Practicing Local Culture as a Vehicle of Integration? Creative Collaborations and Brussels Zinneke Parade
Author: Costanzo, Joseph M, imgnjoe@aol.com
Department: Urban Studies and Planning & Sciences politiques et sociales
University: University of Maryland (USA) & Université de Liège (Belgium), USA
Supervisor: Sidney Brower & Marco Martiniello
Year of completion: 2012
Language of dissertation: English
Keywords:
urbanity
, immigrant integration
, cultural festivals
, participation
Areas of Research:
Migration
, Regional and Urban Development
, Arts
Abstract
Immigrant integration, and socio‐economic cohesion more broadly, continue to be top priorities at many levels of governance in Europe and are long‐standing fixtures of scholarly, political, and public debate across Europe and North America. Although integration and culture have been dominant themes in contemporary European and American social science and humanities literatures, their intersections—particularly involving immigrant participation in local arts and cultural activities—remain understudied. Through the use of mixed‐methods research, my doctoral thesis addresses how participating in such creative activities serves as a vehicle for integration. This topic is examined within the context of the European capital city‐region of Brussels, and provokes further inquiry into the role of place in integration and identity‐making particularly within a context in which there is no universal or normative local identity.

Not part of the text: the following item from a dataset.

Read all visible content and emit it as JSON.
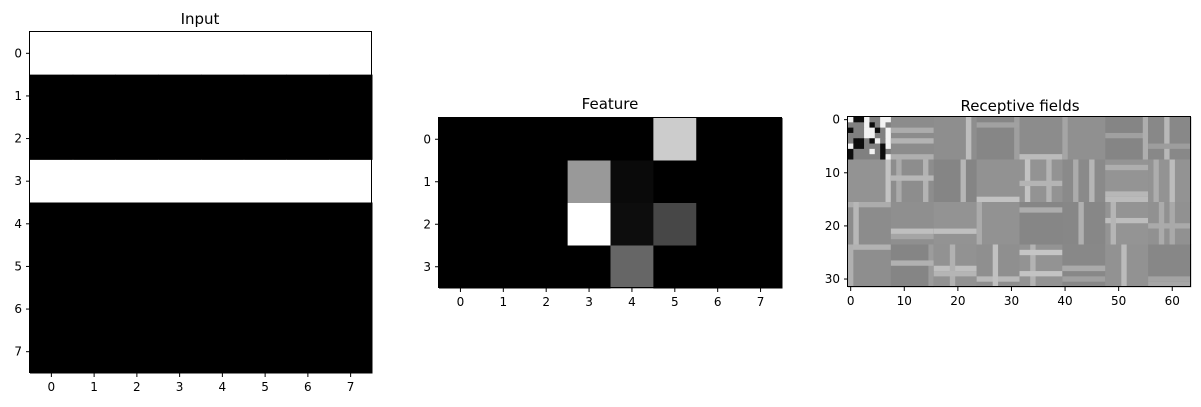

With the onsite support of local experts, artistic and cultural actors and the public at large, I examine the ‘creative collaboration’ of Zinneke Parade 2010—a biennial socio‐cultural and urban project with origins in the Brussels 2000 European Capital of Culture Programme (ECoC). Though politicians and community organizers frequently cite Zinneke as an exemplary project of the Brussels‐Capital Region, to date, no formal study has been conducted neither into its role in bridging many of the city’s socio‐linguistic, spatial and economic divides nor into its role as a source for building local networks, social, cultural, economic or otherwise.
Finally, this work is unique in its treatment of migrant and ethnic minority identity representations in an explicitly non‐ethno‐cultural event. In its biennial parade, Zinneke purposefully does not re‐present separate ethno‐cultural pasts, but instead reflects the identities of collective and creative efforts of today’s local Bruxellois. Fielded throughout 2010 and early 2011, in‐depth interviews, combined with short as well as detailed questionnaires, form the basis of data which I have collected to answer the question: Does practicing local culture facilitate integration?